After a first-half fear fest, a new scare story has investors shivering: the Attack of the Greenback. The US dollar is up 9.0% this year against a trade-weighted basket of global currencies and 16.1% since last June. It is flirting with parity against the euro for the first time in 20 years and at 30-year highs against the yen and pound. It all sparks fears a runaway buck will torpedo US firms’ overseas profits and slam Emerging Markets. But the buck is a bogus bogeyman. Dollar doldrums are less about economics and more about pulverized sentiment—a counterintuitively bullish sign for 2022’s back half. Don’t let them spook you.
Two summers ago, a falling dollar triggered currency fears, which I told you then were false. The greenback’s decline wasn’t a harbinger of US weakness. It simply signaled early 2020’s pandemic- and lockdown-driven global rush to dollar safety was waning. From then through yearend, the S&P 500 jumped 9.1%, excluding dividends. It soared another 26.9% in 2021 while US GDP built on late 2020’s surge.
Today’s dollar rise stems largely from America’s far bigger-than-the-rest yield climb, partly from another flight to safety amid 2022’s myriad fears and heavily Fed hike-related. Dollar doomers shrieking that it undercuts US multinationals are right that a strong buck makes exports relatively more expensive for foreign buyers. With roughly 40% of S&P 500 revenue coming from abroad, that may seem scary. This is only part of the globalization equation. Most big multinationals also have vast operations outside America, too. And they source products globally. And those costs now come in now-cheaper foreign currencies, helping offset previously stated dollar headwinds. Also, virtually all big multinational firms hedge against major currency fluctuations. A strong dollar may nick their revenues, but it just isn’t that significant. Besides, lots of analysts—seeing big currency fluctuations—look past them today, citing sales in constant currency terms. They know currency swings are immaterial and fleeting—not fundamental to a business.
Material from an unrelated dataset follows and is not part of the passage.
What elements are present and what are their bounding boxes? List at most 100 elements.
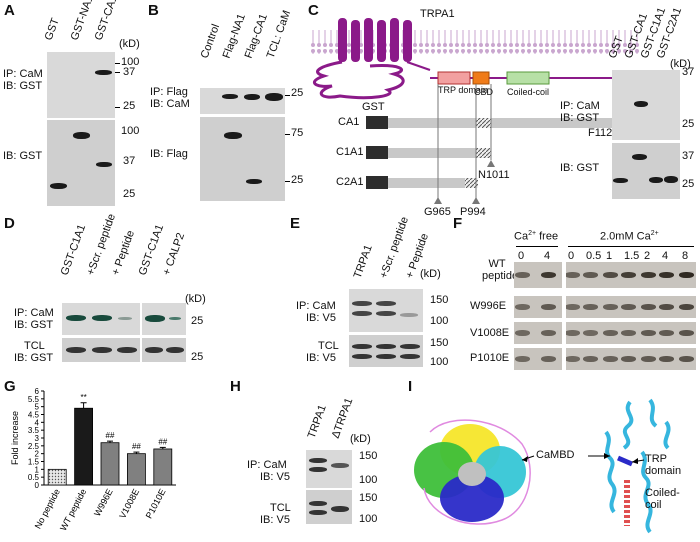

And, of course, if currency would impact US firms negatively, by definition it must impact non-US firms positively—another reason to always think globally first and home country second. Major nations’ stock markets are going to go the way the world market goes, whether the US does better or worse than overseas markets.
Don’t just take my word for any of this. History shows stocks have done fine when the buck was this strong—even far stronger. The last time it climbed this high against a trade-weighted basket of major currencies was the late 1990s and early 2000s. Throughout 1998 and 1999, it wiggled around current levels as the S&P soared 51.4%. A bear market struck in 2000, but not because of a strong dollar. That stemmed from the dot-com bubble bursting—as those profitless and often revenue-light firms burned through balance sheet cash while racking up deep losses with no incoming cash to replenish them, leading to so many bankruptcies. It had nothing to do with currencies. The dollar’s climb throughout most of the ensuing bear market was yet another flight to safety—not causal.
Before that, the dollar stayed above today’s levels—as much as 44% above—from May 4, 1981 through January 13, 1987. Stocks didn’t tank—they surged, with the S&P 500 climbing 98.9% over that stretch. If an even stronger dollar didn’t stop a bull market then, why would it forestall recovery now?
More broadly, dollar moves simply don’t dictate stocks’ direction. Last April, I used statistical correlations to show you this. The past year’s dollar strength hasn’t changed much of importance. Over the last two decades, US stocks’ performance against the rest of the developed world has a correlation of -0.15 with the dollar’s moves against the major currency basket. Given 1.0 signals lockstep movement and -1.0 means polar opposite, the relationship is flimsy—certainly not meaningful enough to base portfolio decisions on.
Now, a strong dollar does reduce US investors’ returns on foreign assets and vice-versa. But remember, currencies always trade in pairs. In time, short-term swings even out.
What about claims the dollar’s strength will spark another Asian financial crisis, à la 1997? Wrongheaded! Bears say Emerging Market central banks are stuck between raising rates parallel to the US or letting their currencies plunge. But the 1997 comparison is apples to aardvarks. Back then, many Asian nations defended dollar pegs with massive foreign exchange interventions but eventually discarded them. That sparked instant devaluations, jacking up their dollar-denominated debt costs just as forex reserves ran dry.
Today? Outside of Hong Kong—armed with enormous reserves—the Asian pegs are gone and forex reserves are broadly fine. Reports lament Thailand’s being most depleted so far. But through Q2, their $218 billion in forex was down just -5.5% from 2021’s end! That is a far cry from 1997’s empty EM coffers.
Strong or weak, dollar doom flares anytime broader fears perk—like now. So see currency worries differently. Look to them not for economic hints but instead as sentiment gauges. Today they tell you the Pessimism of Disbelief reigns. As I wrote here last month, that underpins every recovery from big downturns. Its presence today is a sign you should look past the widespread worry to the approaching rebound.